Zu „gestern Abend usw. (ebenso: neulich Abend)“ schreibt Theodor Ickler: Die Großschreibung ist sogar nach den Kriterien der Reformer grammatisch falsch, da an dieser Position kein Substantiv stehen kann.
Theodor Ickler teilte am 7.10.05 auf der Internetseite der Forschungsgemeinschaft Deutsche Sprache mit:
Die Stelle bei Gallmann lautet:
Ein weiteres problematisches Beispiel bildet die Wortform 'abend' (klein geschrieben!), beispielsweise in
'heute abend'
Es handelt sich nicht um eine reguläre Flexionsform von 'Abend', da sie keinen Kasus aufweist; nominale Lexeme haben sonst nur kasusbestimmte Flexionsformen. Duden IV betrachtet das Wort als Adverb. Ist es gleichwohl zum Lexem 'Abend' zu stellen?

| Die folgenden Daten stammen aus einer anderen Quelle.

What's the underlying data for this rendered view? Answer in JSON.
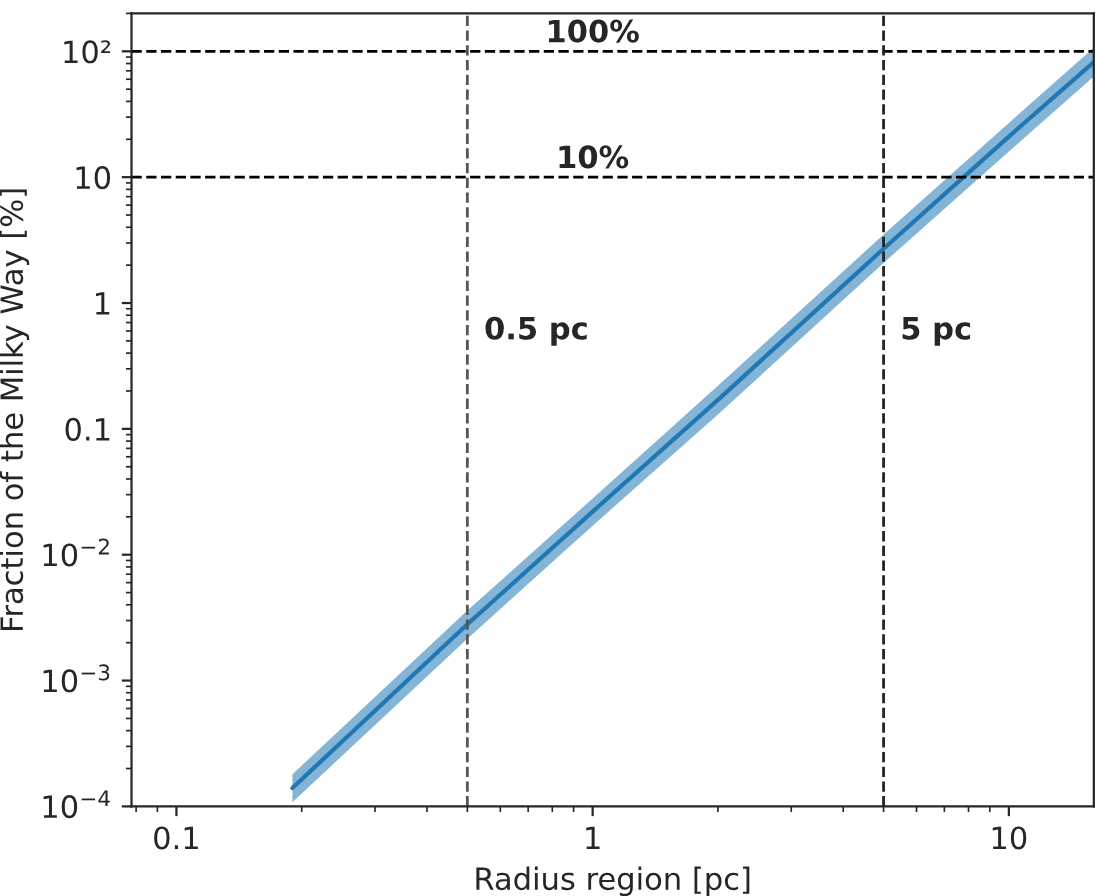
{
  "chart_data": {
    "type": "line",
    "xlabel": "Radius region [pc]",
    "ylabel": "Fraction of the Milky Way [%]",
    "log": "xy",
    "xlim": [
      0.078,
      16
    ],
    "ylim": [
      0.0001,
      200
    ],
    "xticks": [
      0.1,
      1,
      10
    ],
    "yticks": [
      {
        "value": 0.0001,
        "label": "10$^{−4}$"
      },
      {
        "value": 0.001,
        "label": "10$^{−3}$"
      },
      {
        "value": 0.01,
        "label": "10$^{−2}$"
      },
      0.1,
      1,
      10,
      {
        "value": 100,
        "label": "10²"
      }
    ],
    "series": [
      {
        "color": "#1f77b4",
        "x": [
          0.19,
          0.5,
          1,
          2,
          5,
          10,
          16
        ],
        "values": [
          0.00014,
          0.0028,
          0.022,
          0.17,
          2.7,
          21,
          82
        ],
        "lower": [
          0.000108,
          0.00215,
          0.017,
          0.13,
          2.08,
          16,
          63
        ],
        "upper": [
          0.00018,
          0.0036,
          0.028,
          0.22,
          3.5,
          27,
          107
        ]
      }
    ],
    "ref_lines": [
      {
        "axis": "y",
        "value": 100,
        "label": "100%",
        "color": "#000000",
        "line_style": "dashed"
      },
      {
        "axis": "y",
        "value": 10,
        "label": "10%",
        "color": "#000000",
        "line_style": "dashed"
      },
      {
        "axis": "x",
        "value": 0.5,
        "label": "0.5 pc",
        "color": "#555555",
        "line_style": "dashed"
      },
      {
        "axis": "x",
        "value": 5,
        "label": "5 pc",
        "color": "#222222",
        "line_style": "dashed"
      }
    ],
    "grid": false,
    "marker": "none",
    "line_style": "solid"
  }
}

(Augst/Schaeder (Hg.): Rechtschreibwörterbücher in der Diskussion. Frankfurt 1991, S. 270)
Auch in der amtlichen Neuregelung wird die Kasusbestimmtheit als eines der drei Erfordernisse für Substantivität genannt.[…]
Nach der Schlichtdefinition des Herrn Müller müßte man auch „er kam Abends an“ verlangen.
Mißschreibungen wie „Ressort übergreifend“ u.ä. haben sich erst durch die Spaltschreibungsvorschrift der „Rechtschreibreform“ wie ein Krebsgeschwür in der deutschen Rechtschreibung ausgebreitet.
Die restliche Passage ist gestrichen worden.